Gli analisti sono incerti su quali siano gli obiettivi finali di Putin. Potrebbero essere due: una graduale riconciliazione che mantenga la Siria unita con un governo senza Assad, ma favorevole alla Russia (la soluzione è analoga ad una vittoria del presidente siriano); oppure, la divisione della Siria in due o tre mini-Stati. Il primo, nella parte occidentale del Paese, da Damasco a Latakia, sarebbe governato dai successori di Assad. L’altro, nella sua parte orientale, sarebbe a prevalenza sunnita, forse governato dall’Isis. Un terzo mini-Stato comprenderebbe l’area occupata dai curdi. Essi non hanno rivendicato l’indipendenza da Damasco, ma solo una larga autonomia. Probabilmente, si unirebbe allo Stato alawita/cristiano/druso. Negoziati con Mosca su tale soluzione sono certamente già in corso. Per i curdi siriani, il sostegno di Mosca potrebbe rafforzare anche quello di Washington.

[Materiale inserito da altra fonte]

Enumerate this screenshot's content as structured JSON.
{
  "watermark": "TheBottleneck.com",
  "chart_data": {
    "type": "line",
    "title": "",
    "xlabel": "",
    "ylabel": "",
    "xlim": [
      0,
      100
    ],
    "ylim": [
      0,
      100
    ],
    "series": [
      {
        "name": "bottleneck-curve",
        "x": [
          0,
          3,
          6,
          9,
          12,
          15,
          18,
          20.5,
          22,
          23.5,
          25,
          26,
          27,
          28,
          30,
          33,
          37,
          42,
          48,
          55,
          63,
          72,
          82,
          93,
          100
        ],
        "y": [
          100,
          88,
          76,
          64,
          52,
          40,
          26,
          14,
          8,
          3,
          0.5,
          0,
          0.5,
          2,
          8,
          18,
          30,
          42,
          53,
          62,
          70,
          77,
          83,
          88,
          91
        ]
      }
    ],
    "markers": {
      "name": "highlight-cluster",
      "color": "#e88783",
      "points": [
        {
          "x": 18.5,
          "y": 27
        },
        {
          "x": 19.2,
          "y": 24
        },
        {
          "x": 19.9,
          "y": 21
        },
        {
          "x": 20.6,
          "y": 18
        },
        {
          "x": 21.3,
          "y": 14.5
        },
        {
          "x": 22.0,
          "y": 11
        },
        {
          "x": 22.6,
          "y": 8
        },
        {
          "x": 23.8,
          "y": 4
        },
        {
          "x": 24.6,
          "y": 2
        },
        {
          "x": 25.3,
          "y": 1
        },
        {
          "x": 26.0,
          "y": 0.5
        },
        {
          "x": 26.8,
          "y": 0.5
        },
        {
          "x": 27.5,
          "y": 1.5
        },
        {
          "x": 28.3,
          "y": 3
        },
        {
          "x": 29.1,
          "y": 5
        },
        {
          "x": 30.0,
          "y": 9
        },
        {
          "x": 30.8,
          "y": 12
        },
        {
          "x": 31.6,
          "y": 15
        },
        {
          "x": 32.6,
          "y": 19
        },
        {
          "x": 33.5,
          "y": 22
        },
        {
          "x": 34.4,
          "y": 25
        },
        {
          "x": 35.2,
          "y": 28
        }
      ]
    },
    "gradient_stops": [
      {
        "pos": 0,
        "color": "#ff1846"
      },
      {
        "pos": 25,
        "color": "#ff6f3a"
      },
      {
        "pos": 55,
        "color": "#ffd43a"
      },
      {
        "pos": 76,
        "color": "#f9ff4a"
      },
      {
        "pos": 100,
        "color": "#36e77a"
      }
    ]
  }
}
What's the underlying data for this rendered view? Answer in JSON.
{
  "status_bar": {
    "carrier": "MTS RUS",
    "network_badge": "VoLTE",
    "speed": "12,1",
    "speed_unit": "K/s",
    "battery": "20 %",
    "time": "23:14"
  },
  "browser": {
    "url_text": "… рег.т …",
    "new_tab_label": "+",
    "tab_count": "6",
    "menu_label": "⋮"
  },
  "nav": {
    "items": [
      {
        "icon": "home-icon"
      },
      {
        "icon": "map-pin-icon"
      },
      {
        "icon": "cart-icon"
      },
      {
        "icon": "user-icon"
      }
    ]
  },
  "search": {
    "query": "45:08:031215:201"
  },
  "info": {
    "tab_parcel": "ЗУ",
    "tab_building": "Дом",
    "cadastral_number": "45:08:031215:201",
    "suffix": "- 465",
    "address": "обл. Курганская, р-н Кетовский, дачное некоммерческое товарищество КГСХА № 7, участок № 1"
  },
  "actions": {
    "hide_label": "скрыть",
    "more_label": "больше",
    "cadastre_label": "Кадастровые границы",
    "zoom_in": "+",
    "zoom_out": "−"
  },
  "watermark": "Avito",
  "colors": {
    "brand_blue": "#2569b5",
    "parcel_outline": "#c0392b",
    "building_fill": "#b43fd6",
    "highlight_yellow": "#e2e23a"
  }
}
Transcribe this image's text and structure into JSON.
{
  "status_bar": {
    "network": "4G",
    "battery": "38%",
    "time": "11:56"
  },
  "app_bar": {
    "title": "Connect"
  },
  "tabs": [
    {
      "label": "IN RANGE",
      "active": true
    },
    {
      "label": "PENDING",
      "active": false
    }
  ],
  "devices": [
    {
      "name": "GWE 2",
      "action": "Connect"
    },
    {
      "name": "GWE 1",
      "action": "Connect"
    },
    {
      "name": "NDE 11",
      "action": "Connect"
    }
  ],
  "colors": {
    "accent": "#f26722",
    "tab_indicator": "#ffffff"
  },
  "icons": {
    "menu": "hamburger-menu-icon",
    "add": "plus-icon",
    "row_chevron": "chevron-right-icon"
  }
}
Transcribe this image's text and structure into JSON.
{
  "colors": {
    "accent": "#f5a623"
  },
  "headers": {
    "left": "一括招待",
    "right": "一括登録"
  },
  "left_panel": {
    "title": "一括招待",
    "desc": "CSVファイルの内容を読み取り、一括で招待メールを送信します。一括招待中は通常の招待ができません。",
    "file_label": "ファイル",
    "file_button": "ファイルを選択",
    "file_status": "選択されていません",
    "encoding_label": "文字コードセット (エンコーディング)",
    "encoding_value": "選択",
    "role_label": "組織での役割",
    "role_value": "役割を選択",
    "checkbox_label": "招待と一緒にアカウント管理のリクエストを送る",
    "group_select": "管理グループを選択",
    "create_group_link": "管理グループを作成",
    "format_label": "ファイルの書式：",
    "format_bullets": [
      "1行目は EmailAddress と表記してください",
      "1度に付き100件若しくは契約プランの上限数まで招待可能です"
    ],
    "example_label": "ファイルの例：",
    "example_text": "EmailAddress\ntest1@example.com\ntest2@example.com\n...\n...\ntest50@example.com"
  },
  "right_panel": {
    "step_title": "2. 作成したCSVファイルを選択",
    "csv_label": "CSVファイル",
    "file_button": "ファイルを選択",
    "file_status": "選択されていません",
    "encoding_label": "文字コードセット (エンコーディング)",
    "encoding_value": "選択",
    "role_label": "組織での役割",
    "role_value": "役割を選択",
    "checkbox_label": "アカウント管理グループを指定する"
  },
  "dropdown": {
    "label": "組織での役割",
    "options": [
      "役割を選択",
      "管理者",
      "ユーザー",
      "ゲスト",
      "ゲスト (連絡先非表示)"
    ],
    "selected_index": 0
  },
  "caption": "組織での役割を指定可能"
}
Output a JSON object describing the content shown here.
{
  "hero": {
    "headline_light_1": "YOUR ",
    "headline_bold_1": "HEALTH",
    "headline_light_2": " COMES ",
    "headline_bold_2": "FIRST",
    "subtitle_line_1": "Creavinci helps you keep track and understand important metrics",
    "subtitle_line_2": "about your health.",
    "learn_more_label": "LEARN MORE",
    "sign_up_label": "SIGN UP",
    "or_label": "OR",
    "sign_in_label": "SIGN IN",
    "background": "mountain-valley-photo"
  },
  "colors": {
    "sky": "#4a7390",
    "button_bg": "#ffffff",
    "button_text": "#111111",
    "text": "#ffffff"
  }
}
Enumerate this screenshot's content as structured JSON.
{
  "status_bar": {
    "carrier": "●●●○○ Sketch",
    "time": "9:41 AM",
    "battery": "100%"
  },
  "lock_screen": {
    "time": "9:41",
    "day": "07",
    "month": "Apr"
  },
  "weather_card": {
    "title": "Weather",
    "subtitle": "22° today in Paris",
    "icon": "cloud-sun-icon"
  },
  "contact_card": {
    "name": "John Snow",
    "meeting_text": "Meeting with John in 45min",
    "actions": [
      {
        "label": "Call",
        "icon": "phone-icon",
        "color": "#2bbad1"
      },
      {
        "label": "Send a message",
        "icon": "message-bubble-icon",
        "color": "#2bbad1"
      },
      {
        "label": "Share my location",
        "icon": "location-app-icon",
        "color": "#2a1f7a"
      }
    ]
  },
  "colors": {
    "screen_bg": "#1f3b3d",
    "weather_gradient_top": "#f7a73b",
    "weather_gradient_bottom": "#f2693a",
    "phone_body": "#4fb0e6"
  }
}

La creazione di un mini-Stato o regione autonoma curdo-siriana influirà anche sul progetto dell’unità della nazione curda in un solo Stato, sostenuto dai curdi-iracheni del Krg e da Abdullah Ocalan, fondatore del Pkk. Nonostante i meriti acquisiti dai curdi per la loro lotta contro il Califfato, tale progetto, che riprenderebbe le linee tracciate nel Trattato di Sèvres, incontrerebbe l’opposizione dei quattro Stati in cui è divisa la nazione curda. Scatenerebbe una serie di conflitti che diventerebbero rapidamente ingestibili. La comunità internazionale e gli stessi Usa non sono perciò disponibili a mettere in discussione la divisione del Medio Oriente in Stati, seguita al collasso dell’impero ottomano. Molti – tra cui Erdogan e Massoud Barzani, il capo del Krg – criticano gli accordi Sykes-Picot, ma tutti temono di aprire un “vaso di Pandora”. Rischierebbe di essere travolti. Meglio limitarsi per tutti all’autonomia dei curdi-siriani e perseguire soluzioni federali negli Stati attuali.